Murals have become enormously popular in the age of Instagram. Buildings’ owners have embraced them, commissioning huge works on new and redeveloped structures.
In his writing, Belove says that the form is being corrupted in the service of gentrification.
“you want to play around in the city and celebrate the artform, without paying any mind to who it is harming if it is only created for your entertainment? ‘street art’ is being used and exploited to the very detriment of the communities from which it grew,” a post on his website reads.
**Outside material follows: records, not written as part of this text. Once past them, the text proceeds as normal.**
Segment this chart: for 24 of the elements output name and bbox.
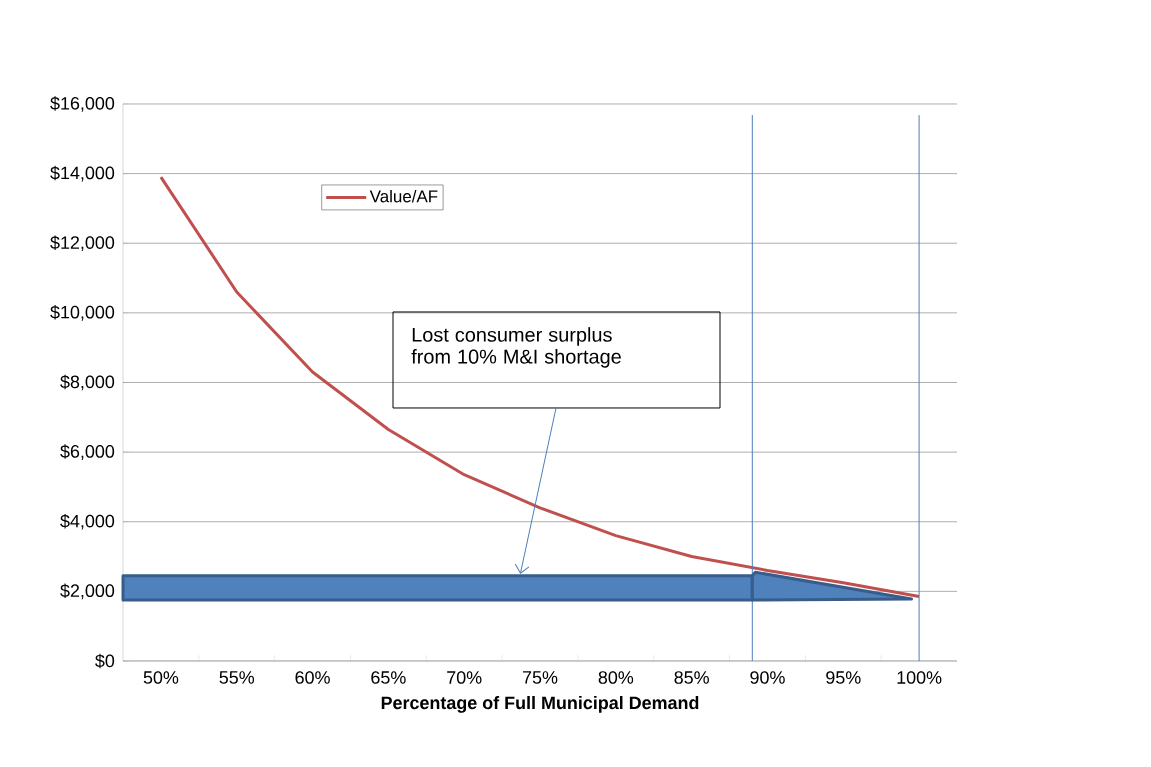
legend-label: Value/AF bbox=[369, 189, 438, 203]
y-tick-label: $12,000 bbox=[50, 235, 115, 252]
x-tick-label: 100% bbox=[897, 671, 942, 684]
x-tick-label: 85% bbox=[674, 671, 709, 684]
x-tick-label: 70% bbox=[447, 671, 482, 684]
y-tick-label: $2,000 bbox=[60, 583, 115, 600]
x-axis-title: Percentage of Full Municipal Demand bbox=[381, 696, 699, 713]
y-tick-label: $14,000 bbox=[50, 165, 115, 182]
y-tick-label: $10,000 bbox=[50, 305, 115, 321]
x-tick-label: 60% bbox=[295, 671, 330, 684]
y-tick-label: $4,000 bbox=[60, 513, 115, 530]
y-tick-label: $16,000 bbox=[50, 96, 115, 112]
x-tick-label: 55% bbox=[219, 671, 255, 684]
x-tick-label: 65% bbox=[371, 671, 406, 684]
x-tick-label: 90% bbox=[750, 671, 785, 684]
y-tick-label: $6,000 bbox=[60, 444, 115, 460]
line-series bbox=[159, 175, 921, 599]
x-tick-label: 80% bbox=[598, 671, 634, 684]
y-tick-label: $8,000 bbox=[60, 374, 115, 391]
y-tick-label: $0 bbox=[95, 653, 115, 669]
x-tick-label: 95% bbox=[826, 671, 861, 684]
x-tick-label: 75% bbox=[522, 671, 558, 684]
x-tick-label: 50% bbox=[143, 671, 179, 684]
annotation: Lost consumer surplus from 10% M&I shortage bbox=[411, 327, 621, 368]
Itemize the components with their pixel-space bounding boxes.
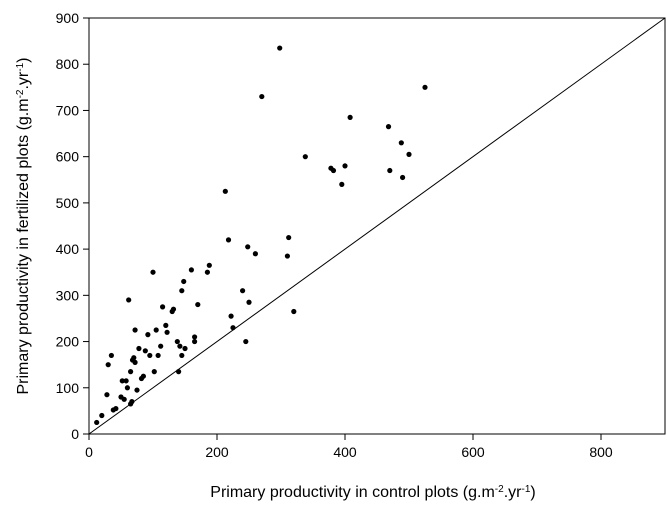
y-tick-label: 0 (71, 426, 79, 442)
data-point (170, 306, 177, 312)
data-point (150, 269, 156, 275)
data-point (240, 288, 246, 294)
data-point (422, 84, 428, 90)
data-point (291, 308, 297, 315)
y-tick-label: 300 (56, 287, 80, 303)
x-tick-label: 600 (461, 444, 485, 460)
x-axis-title: Primary productivity in control plots (g… (210, 484, 535, 502)
x-tick-label: 400 (333, 444, 357, 460)
plot-area (88, 17, 666, 435)
data-point (398, 140, 404, 146)
data-point (302, 154, 308, 160)
data-point (179, 288, 185, 294)
y-tick-label: 200 (56, 334, 80, 350)
data-point (121, 396, 127, 402)
data-point (94, 419, 100, 426)
data-point (153, 327, 159, 333)
data-point (177, 343, 183, 349)
y-tick-label: 900 (56, 10, 80, 26)
data-point (140, 373, 146, 379)
data-point (286, 234, 292, 241)
data-point (145, 332, 151, 338)
data-point (225, 237, 232, 243)
data-point (155, 352, 161, 359)
data-point (204, 269, 210, 275)
data-point (124, 385, 130, 391)
data-point (132, 327, 138, 333)
data-point (142, 348, 148, 354)
data-point (192, 334, 198, 340)
data-point (128, 369, 134, 375)
data-point (129, 399, 135, 405)
data-point (195, 301, 201, 308)
data-point (104, 392, 110, 398)
data-point (163, 322, 169, 328)
data-point (387, 167, 393, 174)
y-tick-label: 600 (56, 149, 80, 165)
x-tick-label: 200 (205, 444, 229, 460)
data-point (245, 244, 251, 250)
data-point (151, 369, 157, 375)
data-point (147, 352, 153, 359)
one-to-one-line (88, 17, 666, 435)
plot-frame (88, 17, 666, 435)
x-tick-label: 0 (85, 444, 93, 460)
data-point (342, 163, 348, 169)
data-point (277, 45, 283, 51)
data-point (246, 299, 252, 305)
y-tick-label: 700 (56, 102, 80, 118)
data-point (400, 174, 406, 181)
data-point (347, 114, 353, 120)
data-point (126, 297, 132, 303)
data-point (192, 338, 198, 345)
data-point (284, 253, 290, 259)
data-point (131, 355, 137, 361)
y-tick-label: 100 (56, 380, 80, 396)
data-point (339, 181, 345, 187)
y-tick-label: 800 (56, 56, 80, 72)
data-point (230, 325, 236, 331)
data-point (259, 93, 265, 100)
data-point (99, 412, 105, 419)
axes: 0 200 400 600 800 0 100 200 300 400 500 600 700 800 90… (56, 10, 666, 460)
data-point (108, 352, 114, 359)
y-axis-title: Primary productivity in fertilized plots… (15, 57, 33, 394)
data-point (179, 352, 185, 359)
y-tick-label: 500 (56, 195, 80, 211)
data-point (105, 362, 111, 368)
data-point (158, 343, 164, 349)
data-point (406, 151, 412, 157)
data-point (119, 378, 125, 384)
data-point (164, 329, 170, 335)
data-point (136, 345, 142, 352)
data-point (222, 188, 228, 194)
data-point (330, 167, 337, 174)
data-point (206, 262, 212, 268)
data-point (176, 369, 182, 375)
data-point (188, 267, 194, 273)
data-point (228, 313, 234, 319)
data-point (132, 359, 138, 365)
data-point (252, 251, 258, 257)
data-point (123, 378, 129, 384)
data-point (243, 338, 249, 345)
data-point (134, 387, 140, 393)
data-point (160, 304, 166, 310)
data-point (385, 124, 392, 130)
data-point (174, 338, 180, 345)
data-point (182, 345, 188, 352)
x-tick-label: 800 (589, 444, 613, 460)
y-tick-label: 400 (56, 241, 80, 257)
data-point (181, 278, 187, 285)
data-point (113, 405, 119, 412)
Art is not a full-time job for Belove. He is a teacher and student, he says, originally from San Francisco and here in Denver for “a while,” though he declines to give much personal detail.
He painted his first wall in Denver without permission.
“I just did it. It was a space that was needing love.” Now, he says, he has “a real healthy fear of losing my freedom, so I don’t do that anymore.”
Instead, he finds spaces that call to him. They seem to appear in neighborhoods at different stages of gentrification, from a residence in West Colfax to the industrial flank of Elyria-Swansea. Often enough, they are places where historic policies of housing discrimination kept black families down.
Then he approaches their owners.
“I don’t try to convince them, at all. It’s just, ‘Here’s who I am and what I do. Is this a fit?’ And if it’s not, we say peace and love and go our separate ways,” he says. “And if it is, I generally start working that day.”
“I don’t tell people what I’m going to paint ahead of time,” he says. “I don’t know what I’m going to paint.”
The work emerges as he spends time in a place. Sometimes it comes from conversation with the residents or the kids passing by. The site of his latest, largest work is frequented by young artists, and the drainage channel alongside the wall is scattered with the furniture of an encampment.
“I don’t know (what I’ll paint) because I don’t come into a space and insert my narrative … and say, ‘This fits, just deal with it,'” he explains.
“That’s the exact mentality I try to combat with my art, because that is destructive, and that oppresses people.”
His son, he says, is starting to understand. He’ll come and paint with his father. “I think he thinks it’s cool,” Belove says. “He’s of the age, the last year or so, we’ve been starting to dive into some of the deeper reasons behind it.”
It’s not just for his son.
These paintings are an invitation to engage.
The use of otherworldly colors delays the recognition of race, subverting the binary just as Belove did in declaring himself to be “purple.” It forces the white viewer to discard the old American frame of race, much like Kehinde Wiley’s paintings do by placing young black men in “traditional” Western portraits. Belove points to the Los Angeles artist El Mac’s painted mural faces as an inspiration.
“We’re still getting to a point where we’re recognizing the fully human nature of black people and black bodies,” Belove says.
His son is “a lighter hue than me. But even so, if I paint his brown complexion … certain people just won’t have access because they’re going to say, ‘That’s less than, and I’m not buying in.’ And the whole point is to change that.”
There is a “post-racial aspect” to the images that he paints with rollers onto Denver’s walls, he says. Yet it is not a validation of the “I don’t see color” philosophy. It’s not meant to say that we can simply ignore race and the American laws that demeaned people as subhuman and undeserving.
“We absolutely created race, and it’s constantly changing,” he says, “and it’s a testament to the fact that it’s nothing but socially constructed — but it can be socially deconstructed.”
It’s a reminder, he writes: “you are welcome. come and share in our humanity. but do not use our humanity for your sustenance only to toss our bodies to the side once you’ve had your fill and they are no longer of use to you. collectively we deserve better.”